Domenica 25 agosto da mezzogiorno appuntamento preso il Giardino delle Idee in via Rusca di Rosaria Munafò degustazione dell’azzeruolo, una pianta da frutto che nei secoli passati veniva coltivata con successo in Italia. Originaria dell’Asia centrale, nei secoli si è diffusa spontaneamente nei paesi caldi che si affacciano sul Mediterraneo.
Nel nostro Paese l’azzeruolo è conosciuto con una miriade di nomi differenti derivati dai dialetti locali.
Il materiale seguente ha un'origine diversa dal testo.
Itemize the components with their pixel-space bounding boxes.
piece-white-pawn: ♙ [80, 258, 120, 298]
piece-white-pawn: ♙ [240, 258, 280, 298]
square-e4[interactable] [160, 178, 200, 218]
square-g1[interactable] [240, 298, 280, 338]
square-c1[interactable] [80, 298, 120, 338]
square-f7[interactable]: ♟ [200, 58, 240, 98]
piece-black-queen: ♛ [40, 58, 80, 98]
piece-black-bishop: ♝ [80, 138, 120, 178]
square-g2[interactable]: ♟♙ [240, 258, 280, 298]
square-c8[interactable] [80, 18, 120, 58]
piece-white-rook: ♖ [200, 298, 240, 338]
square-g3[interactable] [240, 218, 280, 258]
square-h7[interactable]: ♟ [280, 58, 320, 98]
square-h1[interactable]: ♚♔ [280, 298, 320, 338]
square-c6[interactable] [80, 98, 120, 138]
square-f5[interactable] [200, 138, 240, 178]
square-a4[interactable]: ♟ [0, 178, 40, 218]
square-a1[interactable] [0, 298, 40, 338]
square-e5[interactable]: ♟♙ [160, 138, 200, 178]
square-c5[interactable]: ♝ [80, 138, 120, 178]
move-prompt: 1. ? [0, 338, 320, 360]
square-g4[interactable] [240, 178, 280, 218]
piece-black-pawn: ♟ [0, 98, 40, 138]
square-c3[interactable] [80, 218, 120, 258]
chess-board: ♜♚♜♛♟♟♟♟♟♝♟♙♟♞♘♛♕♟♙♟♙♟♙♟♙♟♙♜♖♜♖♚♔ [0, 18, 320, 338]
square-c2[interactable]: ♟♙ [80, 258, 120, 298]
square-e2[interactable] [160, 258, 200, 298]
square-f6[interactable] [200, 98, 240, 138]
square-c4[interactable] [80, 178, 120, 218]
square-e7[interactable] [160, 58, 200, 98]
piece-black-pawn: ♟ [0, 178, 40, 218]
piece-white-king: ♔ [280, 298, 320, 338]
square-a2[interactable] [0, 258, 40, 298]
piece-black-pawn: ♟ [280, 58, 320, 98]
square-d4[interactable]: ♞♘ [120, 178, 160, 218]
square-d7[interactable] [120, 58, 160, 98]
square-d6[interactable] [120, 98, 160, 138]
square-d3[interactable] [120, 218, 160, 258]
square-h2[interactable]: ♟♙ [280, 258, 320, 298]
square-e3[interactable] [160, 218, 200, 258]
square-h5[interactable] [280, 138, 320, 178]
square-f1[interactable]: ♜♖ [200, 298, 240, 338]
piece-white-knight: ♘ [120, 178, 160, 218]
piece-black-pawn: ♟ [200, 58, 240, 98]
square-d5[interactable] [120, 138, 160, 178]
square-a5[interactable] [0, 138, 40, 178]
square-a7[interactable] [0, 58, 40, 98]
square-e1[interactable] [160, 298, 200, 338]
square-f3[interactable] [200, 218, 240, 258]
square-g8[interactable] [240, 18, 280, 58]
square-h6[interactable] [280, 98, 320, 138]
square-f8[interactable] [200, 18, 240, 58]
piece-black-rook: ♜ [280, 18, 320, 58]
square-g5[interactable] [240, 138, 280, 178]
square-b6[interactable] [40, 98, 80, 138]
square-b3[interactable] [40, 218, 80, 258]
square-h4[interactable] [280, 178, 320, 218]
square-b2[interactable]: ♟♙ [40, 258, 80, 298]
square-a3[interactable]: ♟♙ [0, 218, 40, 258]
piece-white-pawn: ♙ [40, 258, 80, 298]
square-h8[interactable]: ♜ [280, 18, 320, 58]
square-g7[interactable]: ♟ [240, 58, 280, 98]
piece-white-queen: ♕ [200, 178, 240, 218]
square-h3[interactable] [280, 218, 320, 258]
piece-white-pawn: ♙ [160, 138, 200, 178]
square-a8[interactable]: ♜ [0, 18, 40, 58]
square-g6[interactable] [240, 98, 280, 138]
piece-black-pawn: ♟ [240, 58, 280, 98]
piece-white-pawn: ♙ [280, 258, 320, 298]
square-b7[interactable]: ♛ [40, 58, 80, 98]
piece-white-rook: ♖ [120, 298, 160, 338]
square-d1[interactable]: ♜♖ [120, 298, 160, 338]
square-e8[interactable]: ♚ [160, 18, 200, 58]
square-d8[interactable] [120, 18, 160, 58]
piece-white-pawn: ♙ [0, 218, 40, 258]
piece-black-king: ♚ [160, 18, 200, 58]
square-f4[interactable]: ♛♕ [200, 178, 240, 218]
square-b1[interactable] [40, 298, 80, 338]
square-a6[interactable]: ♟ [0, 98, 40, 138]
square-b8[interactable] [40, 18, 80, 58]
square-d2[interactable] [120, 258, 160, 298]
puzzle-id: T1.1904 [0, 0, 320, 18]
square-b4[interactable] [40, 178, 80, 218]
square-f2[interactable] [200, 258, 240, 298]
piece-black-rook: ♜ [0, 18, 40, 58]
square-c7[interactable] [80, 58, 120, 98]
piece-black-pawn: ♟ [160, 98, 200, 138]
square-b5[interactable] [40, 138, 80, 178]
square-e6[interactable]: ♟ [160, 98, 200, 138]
Per fare qualche esempio, in Liguria lo chiamano “natola”; i laziali, i campani e gli abruzzesi usano il termine “lazzarolo” mentre in Sicilia c’è chi lo chiama “‘nzalora” e chi “Lanzarolit”.
I suoi frutti, simili a piccole mele di massimo 5 cm di diametro, hanno un sapore particolare, tra l’acidulo e il dolciastro, che nell’800 ebbe l’onore di essere apostrofato negli scritti da Monsieur Noisette. Il nobile cronista d’origine francese decantò gli azzeruoli italiani come i migliori al mondo per dimensione e bellezza.
Negli anni la produzione di azzeruolo a fini commerciali è andata a scemare tanto che oggi sono veramente pochi quelli che continuano a coltivare questa pianta.
Tuttavia, complici la rusticità e la longevità tipiche della pianta, qualcuno continua a raccogliere i suoi frutti da vecchi alberi.
Con un contributo libero invito a scoprire questa pianta che cresce rigogliosa nel giardino di Rosaria, degustando il dolce e polposo frutto in svariati modi.